Alice in Lace

by Phyllis Reynolds Naylor

Published 1 March 1996
While planning a wedding as part of an assignment for her eighth-grade health class, Alice thinks about her father's and older brother's love lives and learns that you cannot prepare for all of life's decisions.

Walker's Crossing

by Phyllis Reynolds Naylor

Published 1 September 1999
Ryan wants just one thing: to be a cowboy -- a "working" cowboy -- on the large Saddlebow Ranch in Wyoming, where he and his family live. Ryan, a tall seventh-grader, knows the dangers of ranch life: Once his father was cow boss, but now, after an injury, he is simply the ranch caretaker, seeing that fences are mended and watching over the family's few head of cattle. Even so, Ryan does not change his mind.

However, Ryan's older brother, Gil, sees dangers greater than injury ahead. He and the men who belong to the Mountain Patriots Association, a local militia group, are convinced that the United States government, foreign immigrants, and people who are racial minorities are going to take over the area. Not without a fight, however: The Mountain Patriots are armed for battle. It will take men, real men like them, Gil believes, to save their part of the West for the white race.

As the ranching community becomes increasingly divided between those who accept the views of the Mountain Patriots and those who do not, Ryan is torn. Is Gil right? Some of what he says sounds logical. Or are those who disagree, but who also sound sensible, right?

Clearly, confrontation and disaster are on the way. Ryan does not plan to be in the middle of it when it comes, but that is where he finds himself. And that is where, as a consequence, he learns what it really means to be a man, what it takes to build a good future, and how to find your place in a changing world.


Sang Spell

by Phyllis Reynolds Naylor

Published 1 October 1998
Josh is hitchhiking from Boston to Dallas to begin a new life, trying to sort out the changes that have skewed his world since an accident killed his mother and made a mockery of his dreams. No longer will he be what he was -- an important person in a high school he loved. Instead he will be starting his junior year in a place where no one will know him, no one will care.

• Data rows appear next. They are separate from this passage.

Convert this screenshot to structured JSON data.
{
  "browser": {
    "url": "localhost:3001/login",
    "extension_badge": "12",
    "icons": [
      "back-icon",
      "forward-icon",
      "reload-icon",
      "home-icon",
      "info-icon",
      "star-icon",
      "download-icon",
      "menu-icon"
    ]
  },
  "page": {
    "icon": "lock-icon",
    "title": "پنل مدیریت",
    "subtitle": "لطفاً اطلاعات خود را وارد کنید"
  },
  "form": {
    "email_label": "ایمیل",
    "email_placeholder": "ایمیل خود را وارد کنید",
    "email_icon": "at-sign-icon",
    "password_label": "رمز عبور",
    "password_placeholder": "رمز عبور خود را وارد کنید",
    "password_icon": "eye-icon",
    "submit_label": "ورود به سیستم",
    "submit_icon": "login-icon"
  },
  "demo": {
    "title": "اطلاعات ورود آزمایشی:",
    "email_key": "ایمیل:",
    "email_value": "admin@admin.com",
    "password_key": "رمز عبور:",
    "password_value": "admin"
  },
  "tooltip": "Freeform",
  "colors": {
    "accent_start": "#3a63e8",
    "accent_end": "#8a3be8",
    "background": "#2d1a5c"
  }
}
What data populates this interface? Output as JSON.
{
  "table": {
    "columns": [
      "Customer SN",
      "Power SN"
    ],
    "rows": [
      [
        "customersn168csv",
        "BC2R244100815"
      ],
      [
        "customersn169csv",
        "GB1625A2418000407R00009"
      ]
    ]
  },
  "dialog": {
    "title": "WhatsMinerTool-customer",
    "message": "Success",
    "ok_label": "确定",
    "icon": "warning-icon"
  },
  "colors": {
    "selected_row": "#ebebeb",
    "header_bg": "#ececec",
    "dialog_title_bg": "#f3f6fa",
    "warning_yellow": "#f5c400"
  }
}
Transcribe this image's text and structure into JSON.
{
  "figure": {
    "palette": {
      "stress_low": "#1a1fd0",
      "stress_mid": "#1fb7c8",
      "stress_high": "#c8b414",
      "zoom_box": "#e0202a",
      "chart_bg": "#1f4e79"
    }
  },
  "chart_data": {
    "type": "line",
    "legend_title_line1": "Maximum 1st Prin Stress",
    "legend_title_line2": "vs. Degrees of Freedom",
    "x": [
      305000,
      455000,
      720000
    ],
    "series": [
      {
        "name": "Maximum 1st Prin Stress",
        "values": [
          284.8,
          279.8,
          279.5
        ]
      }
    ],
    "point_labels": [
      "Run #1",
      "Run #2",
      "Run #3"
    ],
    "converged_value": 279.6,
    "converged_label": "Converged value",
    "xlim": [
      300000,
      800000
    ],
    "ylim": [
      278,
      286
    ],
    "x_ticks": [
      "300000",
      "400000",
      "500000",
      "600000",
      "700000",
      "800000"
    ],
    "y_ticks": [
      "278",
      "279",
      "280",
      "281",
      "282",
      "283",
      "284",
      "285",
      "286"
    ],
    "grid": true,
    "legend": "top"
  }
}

He wanders up a road he has taken away from the interstate, where he has been thumbing rides, looking for a village where he might find shelter from the unexpected August cold and rain. When a car comes along, it looks like a ride to somewhere. And that's what it proves to be. But the somewhere he finds is not the somewhere he expected. It is a place that knows him, knows the darkness inside of him; that offers food and shelter, but also confronts him with choices he does not know how to make. It probes his past, examines his possible futures, and finally pierces the wall of despair he has built around himself.

"Sang Spell" is a fantasy built on the hopes and dreams of a people who longed for a place of peace, for a way out of the dark and the rain. Some might think finding such a place to be a miracle, but not Josh. To him it is a nightmare, a prison he cannot escape. "Sang Spell" is an adventure into a place of forgotten people, the Melungeons, and into the boundaries created by the human mind.